Por Marcus Vinicius Alcântara Kalil
O Governo Federal sancionou recentemente a Lei nº 12.653, criminalizando a exigência de caução para os atendimentos médico-hospitalares de emergência. Entretanto, com todo o respeito, o louvor com que a inovação foi anunciada pelas autoridades e os aplausos com que certos segmentos da sociedade a receberam merecem algumas ressalvas, a fim de que não nos deixemos iludir pela demagogia, tampouco soframos ingenuamente as consequências de uma norma que tende a agravar o problema que se propõe a resolver.

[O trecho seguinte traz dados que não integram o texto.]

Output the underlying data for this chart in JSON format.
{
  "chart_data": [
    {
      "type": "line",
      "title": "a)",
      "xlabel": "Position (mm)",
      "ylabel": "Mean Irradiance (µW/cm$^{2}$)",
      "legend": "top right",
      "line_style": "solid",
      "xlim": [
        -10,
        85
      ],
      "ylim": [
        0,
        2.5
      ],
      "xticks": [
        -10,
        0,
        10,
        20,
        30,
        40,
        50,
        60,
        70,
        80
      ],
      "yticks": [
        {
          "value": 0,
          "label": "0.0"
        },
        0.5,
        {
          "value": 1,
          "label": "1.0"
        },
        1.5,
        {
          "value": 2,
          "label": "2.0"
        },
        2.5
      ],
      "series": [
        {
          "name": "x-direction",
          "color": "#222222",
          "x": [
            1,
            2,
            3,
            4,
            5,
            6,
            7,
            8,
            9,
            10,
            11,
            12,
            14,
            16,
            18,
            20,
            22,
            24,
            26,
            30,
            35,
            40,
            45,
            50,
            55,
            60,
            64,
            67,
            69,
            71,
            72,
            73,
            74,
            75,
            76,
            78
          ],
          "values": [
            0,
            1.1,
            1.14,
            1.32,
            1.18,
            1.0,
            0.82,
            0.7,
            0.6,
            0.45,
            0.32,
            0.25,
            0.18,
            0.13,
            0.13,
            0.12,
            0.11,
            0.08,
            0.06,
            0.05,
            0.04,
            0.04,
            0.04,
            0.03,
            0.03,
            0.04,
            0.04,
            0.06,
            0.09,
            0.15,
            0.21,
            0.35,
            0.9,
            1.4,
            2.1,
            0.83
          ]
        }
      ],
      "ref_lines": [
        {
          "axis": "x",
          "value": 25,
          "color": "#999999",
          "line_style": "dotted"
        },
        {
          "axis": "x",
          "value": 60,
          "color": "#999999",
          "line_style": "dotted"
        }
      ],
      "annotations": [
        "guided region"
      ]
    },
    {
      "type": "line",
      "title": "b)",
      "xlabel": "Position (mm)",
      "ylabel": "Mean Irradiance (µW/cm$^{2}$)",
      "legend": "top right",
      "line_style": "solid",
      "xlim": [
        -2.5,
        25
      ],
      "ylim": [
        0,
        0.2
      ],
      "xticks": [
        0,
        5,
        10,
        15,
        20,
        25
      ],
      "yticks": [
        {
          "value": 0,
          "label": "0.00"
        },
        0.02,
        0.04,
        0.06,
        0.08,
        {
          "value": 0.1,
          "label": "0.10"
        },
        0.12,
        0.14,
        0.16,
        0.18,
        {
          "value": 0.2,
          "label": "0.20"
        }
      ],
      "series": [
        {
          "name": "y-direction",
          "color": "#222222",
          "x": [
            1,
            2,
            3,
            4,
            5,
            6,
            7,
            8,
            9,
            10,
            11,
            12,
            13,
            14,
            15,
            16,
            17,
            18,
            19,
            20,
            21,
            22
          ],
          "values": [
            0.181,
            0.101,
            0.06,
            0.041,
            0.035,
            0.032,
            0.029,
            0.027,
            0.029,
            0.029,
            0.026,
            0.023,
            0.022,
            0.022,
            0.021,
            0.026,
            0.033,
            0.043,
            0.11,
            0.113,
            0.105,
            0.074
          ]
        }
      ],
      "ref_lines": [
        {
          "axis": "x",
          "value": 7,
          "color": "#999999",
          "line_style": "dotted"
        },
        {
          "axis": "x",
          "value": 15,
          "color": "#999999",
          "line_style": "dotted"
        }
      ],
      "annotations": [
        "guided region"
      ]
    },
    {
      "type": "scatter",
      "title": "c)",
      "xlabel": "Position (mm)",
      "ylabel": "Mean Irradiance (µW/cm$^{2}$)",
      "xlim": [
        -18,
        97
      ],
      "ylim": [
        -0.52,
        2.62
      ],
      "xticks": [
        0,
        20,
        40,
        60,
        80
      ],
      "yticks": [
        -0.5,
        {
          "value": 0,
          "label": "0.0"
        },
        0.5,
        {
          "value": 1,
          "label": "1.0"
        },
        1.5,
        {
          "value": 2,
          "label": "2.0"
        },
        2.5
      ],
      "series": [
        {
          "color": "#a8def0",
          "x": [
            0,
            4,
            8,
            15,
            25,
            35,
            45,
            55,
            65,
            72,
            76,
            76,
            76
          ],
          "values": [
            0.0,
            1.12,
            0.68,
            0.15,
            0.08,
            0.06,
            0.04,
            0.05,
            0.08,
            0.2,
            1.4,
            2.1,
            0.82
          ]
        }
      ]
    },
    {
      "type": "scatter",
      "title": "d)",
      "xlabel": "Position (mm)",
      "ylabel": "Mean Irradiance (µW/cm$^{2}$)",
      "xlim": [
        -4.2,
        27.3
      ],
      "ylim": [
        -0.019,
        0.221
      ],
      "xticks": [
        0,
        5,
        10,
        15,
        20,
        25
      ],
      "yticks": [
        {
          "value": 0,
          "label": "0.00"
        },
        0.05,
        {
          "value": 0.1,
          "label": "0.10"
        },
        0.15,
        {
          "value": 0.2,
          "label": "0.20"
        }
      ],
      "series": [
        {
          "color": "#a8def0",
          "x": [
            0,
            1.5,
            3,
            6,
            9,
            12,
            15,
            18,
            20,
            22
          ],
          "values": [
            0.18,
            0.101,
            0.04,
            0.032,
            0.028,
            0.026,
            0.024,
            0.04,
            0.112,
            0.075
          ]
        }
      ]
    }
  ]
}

Inicialmente, examine-se a legitimidade da nova lei pela ótica política e constitucional, a partir da qual se pode arguir que, com ela, o Estado visa a transferir para o particular um dever que na realidade é seu: o de prover desinteressadamente serviços de saúde ao cidadão. A esse respeito, relembre-se que, como direito fundamental, a saúde é um direito exigível do Estado, a quem compete colocar à disposição dos indivíduos as prestações materiais prometidas pela Constituição. Paralelamente à garantia do acesso universal à assistência à saúde provida pelo Estado, a Constituição assegura à iniciativa privada a possibilidade de atuação nessa área. Aqui, por meio de relações contratuais privadas, entidades de caráter empresarial prestam serviços médicos e são remuneradas pelos seus pacientes. Nessas relações, em que, pelas circunstâncias próprias da atividade, é comum que o atendimento médico-hospitalar seja imediato e o pagamento da conta médica postergado, é lícito que o prestador exija uma garantia do recebimento de sua remuneração, normalmente constituída por um cheque-caução.

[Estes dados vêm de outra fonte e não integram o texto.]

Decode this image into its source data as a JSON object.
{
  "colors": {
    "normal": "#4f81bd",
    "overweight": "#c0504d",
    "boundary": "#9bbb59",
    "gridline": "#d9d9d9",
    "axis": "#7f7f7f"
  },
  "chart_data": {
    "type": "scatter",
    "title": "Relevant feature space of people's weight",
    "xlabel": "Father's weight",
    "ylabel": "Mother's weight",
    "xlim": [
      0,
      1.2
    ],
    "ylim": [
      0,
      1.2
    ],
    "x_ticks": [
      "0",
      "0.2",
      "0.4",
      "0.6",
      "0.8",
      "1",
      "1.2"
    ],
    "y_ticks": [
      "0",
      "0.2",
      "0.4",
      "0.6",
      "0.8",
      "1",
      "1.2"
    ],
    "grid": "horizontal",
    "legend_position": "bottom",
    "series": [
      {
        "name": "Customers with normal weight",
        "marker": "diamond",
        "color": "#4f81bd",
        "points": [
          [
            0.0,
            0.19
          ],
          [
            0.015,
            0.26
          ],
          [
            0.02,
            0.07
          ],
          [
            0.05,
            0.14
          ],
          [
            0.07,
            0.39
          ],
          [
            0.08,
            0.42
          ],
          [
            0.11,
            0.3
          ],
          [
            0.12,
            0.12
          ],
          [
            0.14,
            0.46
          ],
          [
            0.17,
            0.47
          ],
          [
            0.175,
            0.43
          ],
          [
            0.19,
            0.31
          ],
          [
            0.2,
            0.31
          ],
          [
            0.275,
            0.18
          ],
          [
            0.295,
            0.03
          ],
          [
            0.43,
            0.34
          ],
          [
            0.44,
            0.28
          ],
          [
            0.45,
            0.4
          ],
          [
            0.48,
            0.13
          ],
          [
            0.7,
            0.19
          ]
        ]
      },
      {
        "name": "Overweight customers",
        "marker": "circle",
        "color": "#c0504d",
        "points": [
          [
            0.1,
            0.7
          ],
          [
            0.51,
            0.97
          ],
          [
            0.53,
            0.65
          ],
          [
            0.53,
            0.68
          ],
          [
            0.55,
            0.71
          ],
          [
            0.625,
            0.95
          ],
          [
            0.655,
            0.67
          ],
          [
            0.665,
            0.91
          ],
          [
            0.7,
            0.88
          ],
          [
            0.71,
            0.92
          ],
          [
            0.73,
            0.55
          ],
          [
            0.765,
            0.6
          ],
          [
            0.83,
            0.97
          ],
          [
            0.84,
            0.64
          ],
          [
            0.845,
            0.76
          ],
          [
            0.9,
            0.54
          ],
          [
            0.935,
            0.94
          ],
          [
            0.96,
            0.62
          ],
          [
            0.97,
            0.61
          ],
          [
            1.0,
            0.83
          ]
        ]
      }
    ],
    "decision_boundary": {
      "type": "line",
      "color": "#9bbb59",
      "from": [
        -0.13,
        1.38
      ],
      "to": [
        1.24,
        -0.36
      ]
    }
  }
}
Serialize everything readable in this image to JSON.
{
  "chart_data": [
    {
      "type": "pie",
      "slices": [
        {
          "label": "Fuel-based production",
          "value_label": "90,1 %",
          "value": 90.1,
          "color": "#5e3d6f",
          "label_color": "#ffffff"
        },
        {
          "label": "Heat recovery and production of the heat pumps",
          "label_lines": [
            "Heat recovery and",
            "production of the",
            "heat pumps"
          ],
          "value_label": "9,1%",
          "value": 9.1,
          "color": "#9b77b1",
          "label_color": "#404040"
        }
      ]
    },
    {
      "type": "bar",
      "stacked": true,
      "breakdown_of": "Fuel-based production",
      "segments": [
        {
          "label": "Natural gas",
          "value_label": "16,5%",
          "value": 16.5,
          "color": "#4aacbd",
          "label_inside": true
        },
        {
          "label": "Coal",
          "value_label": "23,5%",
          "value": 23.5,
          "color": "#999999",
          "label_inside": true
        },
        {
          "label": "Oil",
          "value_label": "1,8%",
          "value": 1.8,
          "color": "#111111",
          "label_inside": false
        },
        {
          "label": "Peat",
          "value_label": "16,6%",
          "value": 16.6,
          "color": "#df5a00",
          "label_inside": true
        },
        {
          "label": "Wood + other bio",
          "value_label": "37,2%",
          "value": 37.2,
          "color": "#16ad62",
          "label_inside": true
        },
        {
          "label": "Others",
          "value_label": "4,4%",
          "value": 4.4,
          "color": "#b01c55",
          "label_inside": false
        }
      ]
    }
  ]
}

Os hospitais particulares não são obrigados a atender pacientes gratuitamente. A Lei nº 12.653/12, embora não imponha isto textualmente, termina por produzir o mesmo efeito prático, pois impede que os prestadores de atendimento médico emergencial exijam garantias do futuro recebimento de suas remunerações pelos serviços que prestarem, e, com isto, contribui para o aumento da inadimplência no setor.
Sustenta-se assim que a lei sob comento transfere indevidamente encargos do Poder Público para a iniciativa privada e onera injustamente particulares com o aumento do risco de crédito de suas atividades, pelo que restam violados os direitos fundamentais do livre exercício profissional e da propriedade dos que prestam serviços de saúde no regime da livre iniciativa.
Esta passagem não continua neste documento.